Réunion du 10 juin 2010 à 15h00
Régulation bancaire et financière — Après l'article 7, amendement 128

Photo issue du site de l'Assemblée nationale ou de WikipediaJean-Pierre Brard :

Monsieur le président, sous couvert de défendre mon amendement, j'aimerais vous raconter une anecdote, qui concerne une fois de plus nos pérégrinations dans les paradis fiscaux.

Vous savez peut-être que, pour ouvrir un compte dans une banque domiciliée dans un paradis fiscal, il faut amener de l'argent – mais pas cinquante euros ; à l'époque dont je vous parle, les sommes se comptaient en dollars. J'ai donc multiplié les tentatives, mais il fallait chaque fois un, deux ou trois millions de dollars.

Et voilà qu'aux Bahamas, je suis enfin tombé sur un banquier compréhensif.
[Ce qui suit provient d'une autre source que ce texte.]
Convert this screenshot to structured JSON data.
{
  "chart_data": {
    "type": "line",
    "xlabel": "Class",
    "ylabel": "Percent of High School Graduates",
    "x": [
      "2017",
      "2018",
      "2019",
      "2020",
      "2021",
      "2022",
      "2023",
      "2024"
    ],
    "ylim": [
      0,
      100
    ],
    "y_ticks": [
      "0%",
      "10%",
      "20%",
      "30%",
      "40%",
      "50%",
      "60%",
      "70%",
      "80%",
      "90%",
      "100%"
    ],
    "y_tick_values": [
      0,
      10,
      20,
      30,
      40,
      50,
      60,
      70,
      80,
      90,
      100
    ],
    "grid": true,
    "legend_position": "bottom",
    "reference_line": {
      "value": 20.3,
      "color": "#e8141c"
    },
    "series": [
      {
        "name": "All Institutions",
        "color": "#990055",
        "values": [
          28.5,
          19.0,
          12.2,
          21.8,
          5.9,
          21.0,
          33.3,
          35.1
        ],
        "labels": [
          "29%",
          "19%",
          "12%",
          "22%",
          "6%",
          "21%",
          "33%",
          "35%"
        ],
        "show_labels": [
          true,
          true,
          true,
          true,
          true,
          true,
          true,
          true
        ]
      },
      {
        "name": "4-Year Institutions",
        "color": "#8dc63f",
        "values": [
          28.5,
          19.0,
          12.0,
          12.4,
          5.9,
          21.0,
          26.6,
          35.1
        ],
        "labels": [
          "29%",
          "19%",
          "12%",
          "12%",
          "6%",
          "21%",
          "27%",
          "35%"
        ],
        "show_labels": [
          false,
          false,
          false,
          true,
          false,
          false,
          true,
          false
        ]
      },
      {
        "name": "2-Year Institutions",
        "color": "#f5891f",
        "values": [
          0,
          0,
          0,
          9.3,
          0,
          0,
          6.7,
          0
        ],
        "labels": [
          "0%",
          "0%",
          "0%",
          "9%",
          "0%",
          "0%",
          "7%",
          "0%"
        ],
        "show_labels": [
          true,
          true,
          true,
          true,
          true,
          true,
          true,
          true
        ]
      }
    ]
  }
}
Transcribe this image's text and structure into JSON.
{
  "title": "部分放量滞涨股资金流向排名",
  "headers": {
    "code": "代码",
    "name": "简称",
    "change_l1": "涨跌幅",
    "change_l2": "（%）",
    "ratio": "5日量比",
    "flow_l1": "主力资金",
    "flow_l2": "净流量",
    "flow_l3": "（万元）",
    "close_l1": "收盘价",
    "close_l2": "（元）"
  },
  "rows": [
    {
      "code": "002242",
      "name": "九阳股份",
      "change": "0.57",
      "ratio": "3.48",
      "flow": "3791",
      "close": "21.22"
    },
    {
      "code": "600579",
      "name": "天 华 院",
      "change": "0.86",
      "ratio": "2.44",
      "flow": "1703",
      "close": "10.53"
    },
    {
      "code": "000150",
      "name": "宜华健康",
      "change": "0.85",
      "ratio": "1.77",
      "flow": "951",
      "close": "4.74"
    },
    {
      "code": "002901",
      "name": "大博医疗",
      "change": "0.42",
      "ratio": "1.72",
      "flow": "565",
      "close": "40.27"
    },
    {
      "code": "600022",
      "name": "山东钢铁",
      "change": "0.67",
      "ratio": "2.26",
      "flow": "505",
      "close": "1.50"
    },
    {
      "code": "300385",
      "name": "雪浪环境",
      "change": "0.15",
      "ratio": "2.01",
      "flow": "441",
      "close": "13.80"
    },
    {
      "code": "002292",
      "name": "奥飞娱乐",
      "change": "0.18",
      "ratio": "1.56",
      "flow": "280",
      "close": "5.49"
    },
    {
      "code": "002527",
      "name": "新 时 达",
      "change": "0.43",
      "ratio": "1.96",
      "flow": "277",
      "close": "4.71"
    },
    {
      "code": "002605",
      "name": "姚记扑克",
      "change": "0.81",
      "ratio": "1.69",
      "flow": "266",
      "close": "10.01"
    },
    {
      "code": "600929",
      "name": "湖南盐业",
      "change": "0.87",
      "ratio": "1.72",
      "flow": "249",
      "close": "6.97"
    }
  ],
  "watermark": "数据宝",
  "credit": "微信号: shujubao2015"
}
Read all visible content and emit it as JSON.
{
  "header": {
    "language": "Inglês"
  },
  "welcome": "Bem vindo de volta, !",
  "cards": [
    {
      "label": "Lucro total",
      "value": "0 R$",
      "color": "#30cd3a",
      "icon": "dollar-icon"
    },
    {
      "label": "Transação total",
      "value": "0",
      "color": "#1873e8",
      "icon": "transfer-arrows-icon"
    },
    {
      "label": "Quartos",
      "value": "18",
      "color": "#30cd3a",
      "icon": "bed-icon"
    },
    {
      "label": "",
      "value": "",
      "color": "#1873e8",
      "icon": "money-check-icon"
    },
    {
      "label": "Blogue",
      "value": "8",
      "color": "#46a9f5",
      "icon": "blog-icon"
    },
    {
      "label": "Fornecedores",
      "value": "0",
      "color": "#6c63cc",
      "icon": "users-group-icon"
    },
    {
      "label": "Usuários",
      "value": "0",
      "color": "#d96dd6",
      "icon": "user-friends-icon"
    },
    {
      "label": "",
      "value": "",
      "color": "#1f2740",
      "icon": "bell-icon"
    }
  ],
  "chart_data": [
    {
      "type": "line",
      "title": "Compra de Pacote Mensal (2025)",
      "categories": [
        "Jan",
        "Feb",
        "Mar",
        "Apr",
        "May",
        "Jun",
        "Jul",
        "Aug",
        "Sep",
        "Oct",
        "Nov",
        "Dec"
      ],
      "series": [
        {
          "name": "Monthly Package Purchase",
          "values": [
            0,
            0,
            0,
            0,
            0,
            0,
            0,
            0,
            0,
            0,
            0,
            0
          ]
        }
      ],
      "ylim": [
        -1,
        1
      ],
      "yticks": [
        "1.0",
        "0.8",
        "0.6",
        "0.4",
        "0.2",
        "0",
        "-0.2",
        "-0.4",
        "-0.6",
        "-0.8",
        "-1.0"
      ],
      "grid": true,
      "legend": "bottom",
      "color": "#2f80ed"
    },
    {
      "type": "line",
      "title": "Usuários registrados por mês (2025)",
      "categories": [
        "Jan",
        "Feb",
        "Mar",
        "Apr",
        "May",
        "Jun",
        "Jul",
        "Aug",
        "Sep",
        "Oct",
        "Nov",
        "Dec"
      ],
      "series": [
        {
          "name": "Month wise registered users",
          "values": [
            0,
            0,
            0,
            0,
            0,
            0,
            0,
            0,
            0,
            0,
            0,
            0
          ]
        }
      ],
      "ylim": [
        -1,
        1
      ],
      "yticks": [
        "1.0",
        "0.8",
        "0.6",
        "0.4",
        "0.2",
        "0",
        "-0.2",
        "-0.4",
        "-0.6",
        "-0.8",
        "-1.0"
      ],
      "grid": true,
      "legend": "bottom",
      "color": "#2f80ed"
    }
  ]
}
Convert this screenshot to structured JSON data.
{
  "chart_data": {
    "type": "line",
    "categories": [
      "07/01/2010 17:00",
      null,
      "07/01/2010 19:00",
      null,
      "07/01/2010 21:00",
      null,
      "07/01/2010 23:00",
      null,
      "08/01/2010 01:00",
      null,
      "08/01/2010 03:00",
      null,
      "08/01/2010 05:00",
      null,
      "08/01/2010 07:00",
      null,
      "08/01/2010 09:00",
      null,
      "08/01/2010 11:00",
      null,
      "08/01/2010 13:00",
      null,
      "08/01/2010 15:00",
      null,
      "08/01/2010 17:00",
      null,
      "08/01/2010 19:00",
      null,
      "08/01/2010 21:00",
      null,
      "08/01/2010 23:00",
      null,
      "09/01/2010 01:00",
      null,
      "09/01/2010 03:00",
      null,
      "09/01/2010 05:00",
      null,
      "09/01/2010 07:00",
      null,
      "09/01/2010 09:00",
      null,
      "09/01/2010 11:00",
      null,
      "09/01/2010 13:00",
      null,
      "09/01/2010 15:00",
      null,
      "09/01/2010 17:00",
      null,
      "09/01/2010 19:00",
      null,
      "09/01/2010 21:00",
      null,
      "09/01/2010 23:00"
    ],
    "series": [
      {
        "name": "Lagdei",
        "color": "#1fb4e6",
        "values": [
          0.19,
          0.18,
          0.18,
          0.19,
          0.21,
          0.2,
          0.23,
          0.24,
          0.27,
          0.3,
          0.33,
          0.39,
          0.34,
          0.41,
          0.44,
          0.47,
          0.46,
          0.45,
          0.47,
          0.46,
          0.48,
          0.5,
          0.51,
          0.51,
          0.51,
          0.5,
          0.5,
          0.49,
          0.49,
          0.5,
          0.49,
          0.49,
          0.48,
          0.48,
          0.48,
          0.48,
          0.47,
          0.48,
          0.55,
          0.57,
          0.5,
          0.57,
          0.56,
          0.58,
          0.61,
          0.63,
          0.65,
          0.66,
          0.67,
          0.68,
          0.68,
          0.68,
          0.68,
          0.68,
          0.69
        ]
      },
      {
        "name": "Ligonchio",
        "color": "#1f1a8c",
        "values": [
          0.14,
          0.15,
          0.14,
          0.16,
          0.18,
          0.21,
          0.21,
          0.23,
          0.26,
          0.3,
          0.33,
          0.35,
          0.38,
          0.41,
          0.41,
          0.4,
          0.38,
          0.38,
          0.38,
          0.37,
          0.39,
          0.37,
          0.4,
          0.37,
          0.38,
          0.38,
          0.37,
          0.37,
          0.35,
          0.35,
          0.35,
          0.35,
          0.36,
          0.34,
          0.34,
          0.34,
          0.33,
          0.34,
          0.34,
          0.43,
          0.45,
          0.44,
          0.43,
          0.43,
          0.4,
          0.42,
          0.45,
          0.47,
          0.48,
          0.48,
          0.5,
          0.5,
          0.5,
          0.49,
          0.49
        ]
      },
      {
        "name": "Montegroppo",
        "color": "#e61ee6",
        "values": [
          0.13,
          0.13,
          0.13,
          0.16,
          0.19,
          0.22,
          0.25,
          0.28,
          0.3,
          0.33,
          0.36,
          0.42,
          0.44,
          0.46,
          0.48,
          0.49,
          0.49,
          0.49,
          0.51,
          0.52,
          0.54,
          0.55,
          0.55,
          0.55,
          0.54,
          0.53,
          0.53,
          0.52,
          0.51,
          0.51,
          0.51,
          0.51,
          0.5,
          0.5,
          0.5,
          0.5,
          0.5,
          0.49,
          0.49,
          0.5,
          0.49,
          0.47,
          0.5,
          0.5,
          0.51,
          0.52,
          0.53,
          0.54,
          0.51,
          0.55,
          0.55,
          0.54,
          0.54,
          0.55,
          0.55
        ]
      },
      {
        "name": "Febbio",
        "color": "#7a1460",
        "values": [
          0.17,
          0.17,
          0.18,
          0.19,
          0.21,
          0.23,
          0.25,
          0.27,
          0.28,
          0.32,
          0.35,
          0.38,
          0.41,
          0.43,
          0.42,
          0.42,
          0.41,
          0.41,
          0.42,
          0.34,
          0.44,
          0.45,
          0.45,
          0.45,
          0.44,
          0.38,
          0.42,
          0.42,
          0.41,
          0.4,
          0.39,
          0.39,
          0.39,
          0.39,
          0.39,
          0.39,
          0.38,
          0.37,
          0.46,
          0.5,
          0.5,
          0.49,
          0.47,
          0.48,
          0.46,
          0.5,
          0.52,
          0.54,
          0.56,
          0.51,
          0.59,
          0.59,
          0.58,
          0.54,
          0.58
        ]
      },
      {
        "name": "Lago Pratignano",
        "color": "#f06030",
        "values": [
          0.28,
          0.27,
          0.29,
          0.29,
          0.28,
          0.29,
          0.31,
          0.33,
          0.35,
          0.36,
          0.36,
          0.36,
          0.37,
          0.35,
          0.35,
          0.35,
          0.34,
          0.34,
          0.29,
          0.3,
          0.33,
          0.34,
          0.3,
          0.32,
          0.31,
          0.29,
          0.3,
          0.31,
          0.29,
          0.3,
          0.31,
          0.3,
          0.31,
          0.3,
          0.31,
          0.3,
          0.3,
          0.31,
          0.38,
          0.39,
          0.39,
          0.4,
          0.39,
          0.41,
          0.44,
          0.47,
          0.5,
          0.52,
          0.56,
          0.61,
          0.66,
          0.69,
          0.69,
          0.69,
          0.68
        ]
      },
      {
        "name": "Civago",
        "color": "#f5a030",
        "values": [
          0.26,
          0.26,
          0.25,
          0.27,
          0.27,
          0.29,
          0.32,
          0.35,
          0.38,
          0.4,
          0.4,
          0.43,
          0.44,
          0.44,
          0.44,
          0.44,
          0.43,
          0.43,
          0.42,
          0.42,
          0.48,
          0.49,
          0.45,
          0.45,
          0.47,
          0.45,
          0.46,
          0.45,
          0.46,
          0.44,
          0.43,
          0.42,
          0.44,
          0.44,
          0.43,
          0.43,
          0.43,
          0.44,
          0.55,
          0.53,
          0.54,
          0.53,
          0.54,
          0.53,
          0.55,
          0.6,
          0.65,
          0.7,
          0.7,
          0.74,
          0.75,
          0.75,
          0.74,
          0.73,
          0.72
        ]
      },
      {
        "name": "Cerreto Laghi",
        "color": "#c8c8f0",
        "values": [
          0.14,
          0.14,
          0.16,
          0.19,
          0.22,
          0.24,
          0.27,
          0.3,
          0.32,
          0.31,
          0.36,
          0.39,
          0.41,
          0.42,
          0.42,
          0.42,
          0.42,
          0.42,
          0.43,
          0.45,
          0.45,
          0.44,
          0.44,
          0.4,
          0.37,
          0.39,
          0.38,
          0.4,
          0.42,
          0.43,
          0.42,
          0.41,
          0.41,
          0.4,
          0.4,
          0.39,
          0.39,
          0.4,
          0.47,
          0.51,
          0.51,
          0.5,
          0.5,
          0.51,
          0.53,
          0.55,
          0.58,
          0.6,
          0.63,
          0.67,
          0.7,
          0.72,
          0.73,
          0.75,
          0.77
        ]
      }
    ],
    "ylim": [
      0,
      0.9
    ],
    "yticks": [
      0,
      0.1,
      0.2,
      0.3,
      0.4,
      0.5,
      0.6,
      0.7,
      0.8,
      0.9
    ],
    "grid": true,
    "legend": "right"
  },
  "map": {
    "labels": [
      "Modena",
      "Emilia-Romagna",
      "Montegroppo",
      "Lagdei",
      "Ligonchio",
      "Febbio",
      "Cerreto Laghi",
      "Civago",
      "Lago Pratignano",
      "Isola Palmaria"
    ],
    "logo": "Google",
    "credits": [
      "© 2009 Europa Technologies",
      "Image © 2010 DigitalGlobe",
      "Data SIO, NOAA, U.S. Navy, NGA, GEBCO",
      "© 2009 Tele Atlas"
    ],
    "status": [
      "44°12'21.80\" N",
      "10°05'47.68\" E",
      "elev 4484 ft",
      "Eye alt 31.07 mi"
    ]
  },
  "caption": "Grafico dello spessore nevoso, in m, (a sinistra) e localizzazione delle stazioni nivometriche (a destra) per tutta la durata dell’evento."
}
Quand je lui ai demandé à partir de quel montant je pouvais ouvrir un compte chez lui, il m'a répondu qu'il n'y avait pas de plancher. « C'est formidable », lui ai-je alors dit. « Donc, je peux déposer cent dollars et vous vous en occuperez ? — Vous pouvez le faire, mais je ne vous le conseille pas, car les frais de gestion sont très élevés. »

En d'autres termes, les grandes sociétés françaises ou les tenants de la mafia internationale implantés dans ces paradis fiscaux acceptent d'acquitter des frais considérables – 10 % ou plus de ce qu'ils déposent chaque année – parce qu'il s'agit d'argent dissimulé ou d'origine incertaine.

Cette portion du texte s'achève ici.